A oração mental se assemelha, assim, a um rojão. Inflamada por uma faísca do amor divino, a alma transportada por um ato de inteligência tão claro e direto quanto o rastro luminoso do rojão sobe aos céus. A graça que liberou as fontes de energia mais profundas do nosso espírito nos ajuda a nos elevarmos a alturas surpreendentes. No entanto, nossas faculdades próprias atingem rapidamente seus limites. A inteligência não consegue ir mais longe. Chega um momento em que o espírito interrompe sua trajetória inflamada como que reconhecendo seus limites e proclama a supremacia infinita dAquele que jamais pode ser alcançado: Deus.

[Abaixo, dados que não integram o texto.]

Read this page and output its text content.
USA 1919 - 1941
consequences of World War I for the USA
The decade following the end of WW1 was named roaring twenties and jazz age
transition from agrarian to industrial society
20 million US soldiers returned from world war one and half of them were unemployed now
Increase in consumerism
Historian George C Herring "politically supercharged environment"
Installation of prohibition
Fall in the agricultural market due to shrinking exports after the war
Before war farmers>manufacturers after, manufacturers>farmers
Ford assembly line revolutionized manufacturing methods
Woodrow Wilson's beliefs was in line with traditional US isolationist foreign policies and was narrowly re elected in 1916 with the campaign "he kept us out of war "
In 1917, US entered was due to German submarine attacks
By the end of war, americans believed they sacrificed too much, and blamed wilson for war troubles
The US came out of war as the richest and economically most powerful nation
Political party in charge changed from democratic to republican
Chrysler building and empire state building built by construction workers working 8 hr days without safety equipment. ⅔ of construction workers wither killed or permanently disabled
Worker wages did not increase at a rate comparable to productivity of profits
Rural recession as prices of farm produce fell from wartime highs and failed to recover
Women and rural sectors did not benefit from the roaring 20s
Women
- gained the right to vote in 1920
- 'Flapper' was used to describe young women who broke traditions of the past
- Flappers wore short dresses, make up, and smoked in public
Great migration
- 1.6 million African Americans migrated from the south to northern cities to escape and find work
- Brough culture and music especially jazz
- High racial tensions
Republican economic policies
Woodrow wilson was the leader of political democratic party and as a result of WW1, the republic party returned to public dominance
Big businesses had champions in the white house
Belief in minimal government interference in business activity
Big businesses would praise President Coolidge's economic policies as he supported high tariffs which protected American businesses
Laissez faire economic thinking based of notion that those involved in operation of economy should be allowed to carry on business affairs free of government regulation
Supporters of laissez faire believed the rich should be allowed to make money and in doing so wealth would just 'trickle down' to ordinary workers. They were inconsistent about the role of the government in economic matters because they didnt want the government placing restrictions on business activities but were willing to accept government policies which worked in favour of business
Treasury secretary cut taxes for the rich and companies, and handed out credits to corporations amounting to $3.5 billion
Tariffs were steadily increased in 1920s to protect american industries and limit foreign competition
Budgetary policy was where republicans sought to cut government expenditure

É então que nossa “meditação” atinge seu apogeu. O amor retoma a iniciativa e o rojão “explode” numa cascata de louvores. Ele lança numerosas estrelas incandescentes, ações de todos os tipos que exprimem o que há de melhor no espírito humano, e faíscas jorram da alma para glorificar a Deus antes de caírem por terra e morrerem no vento da noite.

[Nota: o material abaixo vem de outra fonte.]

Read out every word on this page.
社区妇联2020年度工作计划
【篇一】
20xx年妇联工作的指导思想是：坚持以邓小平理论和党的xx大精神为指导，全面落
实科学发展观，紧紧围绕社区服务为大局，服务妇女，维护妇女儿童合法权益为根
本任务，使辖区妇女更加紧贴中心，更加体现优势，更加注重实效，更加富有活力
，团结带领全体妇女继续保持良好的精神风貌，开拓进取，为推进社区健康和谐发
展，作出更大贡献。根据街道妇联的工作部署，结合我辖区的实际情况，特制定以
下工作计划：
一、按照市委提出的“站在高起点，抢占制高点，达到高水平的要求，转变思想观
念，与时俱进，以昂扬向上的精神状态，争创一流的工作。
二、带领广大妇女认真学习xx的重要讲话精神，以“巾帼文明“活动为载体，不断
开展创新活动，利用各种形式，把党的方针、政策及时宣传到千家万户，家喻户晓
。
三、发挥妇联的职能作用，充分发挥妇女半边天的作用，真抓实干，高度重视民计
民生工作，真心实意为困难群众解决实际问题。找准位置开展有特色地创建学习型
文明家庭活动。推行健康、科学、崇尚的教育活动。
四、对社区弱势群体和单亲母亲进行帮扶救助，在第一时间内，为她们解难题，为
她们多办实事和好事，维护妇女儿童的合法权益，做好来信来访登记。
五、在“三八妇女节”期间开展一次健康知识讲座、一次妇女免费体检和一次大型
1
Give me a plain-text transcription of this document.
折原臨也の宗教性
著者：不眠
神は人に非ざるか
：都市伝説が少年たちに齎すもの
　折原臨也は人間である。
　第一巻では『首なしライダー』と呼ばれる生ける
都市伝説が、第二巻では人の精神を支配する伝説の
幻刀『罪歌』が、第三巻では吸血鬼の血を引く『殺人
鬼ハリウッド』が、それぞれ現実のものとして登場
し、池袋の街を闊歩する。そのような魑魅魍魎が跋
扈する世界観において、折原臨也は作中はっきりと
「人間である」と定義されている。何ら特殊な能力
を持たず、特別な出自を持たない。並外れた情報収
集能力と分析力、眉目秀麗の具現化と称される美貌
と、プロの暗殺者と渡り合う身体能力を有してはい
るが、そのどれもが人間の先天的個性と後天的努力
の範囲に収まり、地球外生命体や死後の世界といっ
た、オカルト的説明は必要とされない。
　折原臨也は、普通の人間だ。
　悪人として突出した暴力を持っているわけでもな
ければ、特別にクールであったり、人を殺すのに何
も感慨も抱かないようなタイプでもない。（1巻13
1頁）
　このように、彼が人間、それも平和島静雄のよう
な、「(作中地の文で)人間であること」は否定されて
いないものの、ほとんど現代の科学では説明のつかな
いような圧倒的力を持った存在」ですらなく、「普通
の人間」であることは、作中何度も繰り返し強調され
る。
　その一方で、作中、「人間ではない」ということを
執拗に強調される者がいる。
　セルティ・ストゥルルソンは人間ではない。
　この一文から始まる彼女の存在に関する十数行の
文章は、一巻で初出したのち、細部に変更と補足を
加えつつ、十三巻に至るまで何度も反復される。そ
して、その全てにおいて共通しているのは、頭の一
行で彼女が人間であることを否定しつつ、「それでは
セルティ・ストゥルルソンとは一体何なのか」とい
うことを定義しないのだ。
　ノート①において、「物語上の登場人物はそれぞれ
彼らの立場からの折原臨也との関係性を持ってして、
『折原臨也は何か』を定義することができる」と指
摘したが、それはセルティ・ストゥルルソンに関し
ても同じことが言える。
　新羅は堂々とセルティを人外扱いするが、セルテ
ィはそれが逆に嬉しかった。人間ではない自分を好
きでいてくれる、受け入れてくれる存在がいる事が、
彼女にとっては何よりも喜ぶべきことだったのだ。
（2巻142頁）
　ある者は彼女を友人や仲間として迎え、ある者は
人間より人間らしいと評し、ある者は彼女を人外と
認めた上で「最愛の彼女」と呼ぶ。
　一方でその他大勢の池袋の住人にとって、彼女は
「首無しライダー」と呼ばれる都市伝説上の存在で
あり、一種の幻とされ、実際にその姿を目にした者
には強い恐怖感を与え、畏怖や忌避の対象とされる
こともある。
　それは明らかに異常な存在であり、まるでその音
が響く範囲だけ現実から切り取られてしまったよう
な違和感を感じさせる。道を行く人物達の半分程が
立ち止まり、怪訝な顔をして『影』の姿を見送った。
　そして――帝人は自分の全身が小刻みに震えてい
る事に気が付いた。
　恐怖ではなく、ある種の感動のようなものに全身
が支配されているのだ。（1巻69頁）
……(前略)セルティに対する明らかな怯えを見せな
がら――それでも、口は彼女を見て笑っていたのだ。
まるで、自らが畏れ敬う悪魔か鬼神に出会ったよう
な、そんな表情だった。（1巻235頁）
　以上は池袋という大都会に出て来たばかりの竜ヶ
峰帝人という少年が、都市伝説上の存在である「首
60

É por essa razão que São Alberto, o Grande, mestre de São Tomás de Aquino em Pais e Colônia, opõe a contemplação dos filósofos à contemplação dos santos.
A contemplação dos filósofos nada busca além de sua própria perfeição e não ultrapassa a inteligência. Mas a contemplação dos santos inflama-se do amor dAquele a quem contempla: Deus. Assim, ao invés de terminar em um ato de inteligência, ela passa pela vontade para chegar ao amor.

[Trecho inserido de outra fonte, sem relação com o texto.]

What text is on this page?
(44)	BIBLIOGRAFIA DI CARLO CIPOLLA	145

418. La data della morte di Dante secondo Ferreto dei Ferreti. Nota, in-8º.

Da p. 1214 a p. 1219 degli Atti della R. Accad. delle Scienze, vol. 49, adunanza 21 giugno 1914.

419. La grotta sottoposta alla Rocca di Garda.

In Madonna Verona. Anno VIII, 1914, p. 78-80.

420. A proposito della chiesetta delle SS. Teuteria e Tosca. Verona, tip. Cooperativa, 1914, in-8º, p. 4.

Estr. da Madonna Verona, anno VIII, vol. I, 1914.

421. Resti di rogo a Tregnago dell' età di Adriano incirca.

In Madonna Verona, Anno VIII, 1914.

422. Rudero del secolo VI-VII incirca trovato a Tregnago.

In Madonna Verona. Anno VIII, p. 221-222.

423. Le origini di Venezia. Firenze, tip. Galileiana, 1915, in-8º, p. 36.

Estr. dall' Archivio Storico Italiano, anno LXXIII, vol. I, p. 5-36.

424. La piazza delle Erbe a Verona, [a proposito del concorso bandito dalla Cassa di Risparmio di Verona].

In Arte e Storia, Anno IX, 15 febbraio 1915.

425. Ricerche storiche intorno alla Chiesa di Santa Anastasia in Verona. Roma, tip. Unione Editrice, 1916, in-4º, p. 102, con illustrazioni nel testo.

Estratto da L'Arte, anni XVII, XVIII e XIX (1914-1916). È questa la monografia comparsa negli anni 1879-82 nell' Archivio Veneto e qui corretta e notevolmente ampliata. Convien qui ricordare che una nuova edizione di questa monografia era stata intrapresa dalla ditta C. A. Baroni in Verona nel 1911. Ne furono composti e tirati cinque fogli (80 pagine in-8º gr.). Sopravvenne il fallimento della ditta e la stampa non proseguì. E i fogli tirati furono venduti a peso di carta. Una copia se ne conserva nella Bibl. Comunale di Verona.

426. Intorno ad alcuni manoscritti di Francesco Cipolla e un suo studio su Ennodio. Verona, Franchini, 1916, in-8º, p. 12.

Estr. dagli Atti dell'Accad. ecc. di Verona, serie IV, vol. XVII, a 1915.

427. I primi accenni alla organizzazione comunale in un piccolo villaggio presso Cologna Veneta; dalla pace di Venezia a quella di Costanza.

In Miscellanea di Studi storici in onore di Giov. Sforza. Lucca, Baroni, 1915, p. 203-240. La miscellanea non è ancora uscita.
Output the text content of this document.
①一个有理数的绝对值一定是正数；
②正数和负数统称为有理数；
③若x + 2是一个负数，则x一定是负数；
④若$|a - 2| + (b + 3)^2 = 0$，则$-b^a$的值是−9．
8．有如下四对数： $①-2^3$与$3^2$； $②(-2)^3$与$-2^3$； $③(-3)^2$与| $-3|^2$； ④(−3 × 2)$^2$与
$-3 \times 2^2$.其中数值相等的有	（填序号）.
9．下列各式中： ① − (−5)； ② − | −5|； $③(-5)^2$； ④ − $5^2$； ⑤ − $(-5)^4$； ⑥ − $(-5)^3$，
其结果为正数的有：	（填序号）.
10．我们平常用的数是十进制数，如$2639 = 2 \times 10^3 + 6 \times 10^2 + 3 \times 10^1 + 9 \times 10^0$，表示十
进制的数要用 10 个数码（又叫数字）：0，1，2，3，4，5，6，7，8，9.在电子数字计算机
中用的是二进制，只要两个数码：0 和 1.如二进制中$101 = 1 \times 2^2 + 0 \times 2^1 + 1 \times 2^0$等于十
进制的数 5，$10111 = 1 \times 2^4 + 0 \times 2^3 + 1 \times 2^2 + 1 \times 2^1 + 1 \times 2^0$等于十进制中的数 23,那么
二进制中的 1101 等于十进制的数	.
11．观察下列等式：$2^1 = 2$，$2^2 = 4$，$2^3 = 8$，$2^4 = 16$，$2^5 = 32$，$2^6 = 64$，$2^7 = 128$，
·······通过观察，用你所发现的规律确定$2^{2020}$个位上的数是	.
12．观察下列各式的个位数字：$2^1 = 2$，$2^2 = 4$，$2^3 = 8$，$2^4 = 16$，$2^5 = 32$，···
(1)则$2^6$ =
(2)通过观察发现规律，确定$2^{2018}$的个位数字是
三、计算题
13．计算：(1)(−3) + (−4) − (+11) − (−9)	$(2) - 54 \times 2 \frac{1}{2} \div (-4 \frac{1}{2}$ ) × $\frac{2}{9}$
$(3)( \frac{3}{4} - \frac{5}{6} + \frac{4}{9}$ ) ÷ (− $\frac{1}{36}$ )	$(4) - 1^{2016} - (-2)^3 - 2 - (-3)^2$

São Tomás de Aquino, seu discípulo, destaca com concisão que por essa razão o contemplativo conhece a Deus sob a luz de um amor em chamas: per ardorem caritatis datur cognitio veritatis (comentário ao Evangelho de São João, cap. V).
A contemplação dos filósofos, que é uma simples meditação intelectual sobre a natureza divina tal como ela está refletida nas criaturas, seria então como um rojão que se eleva aos céus sem jamais explodir. Do mesmo modo que a beleza do rojão está na sua “morte”, a beleza da oração mental e da contemplação mística reside no abandono total da alma que se exprime numa multidão de louvores nos quais ela se esvazia completamente para render testemunho à bondade transcendente do Deus Infinito. E o resto é silêncio.
Não nos esqueçamos jamais que o silêncio profundo, no qual as palavras perdem seu poder e os conceitos sua força, é, talvez, a meditação perfeita. Não temamos e não nos agitemos quando não pudermos mais “agir”. Antes, regozijemo-nos e descansemos nas trevas luminosas da fé. Esse “repouso” é uma forma mais elevada de oração.
Thomas Merton, Direction Spirituelle et Méditation, ed. Albin Michel, 1962.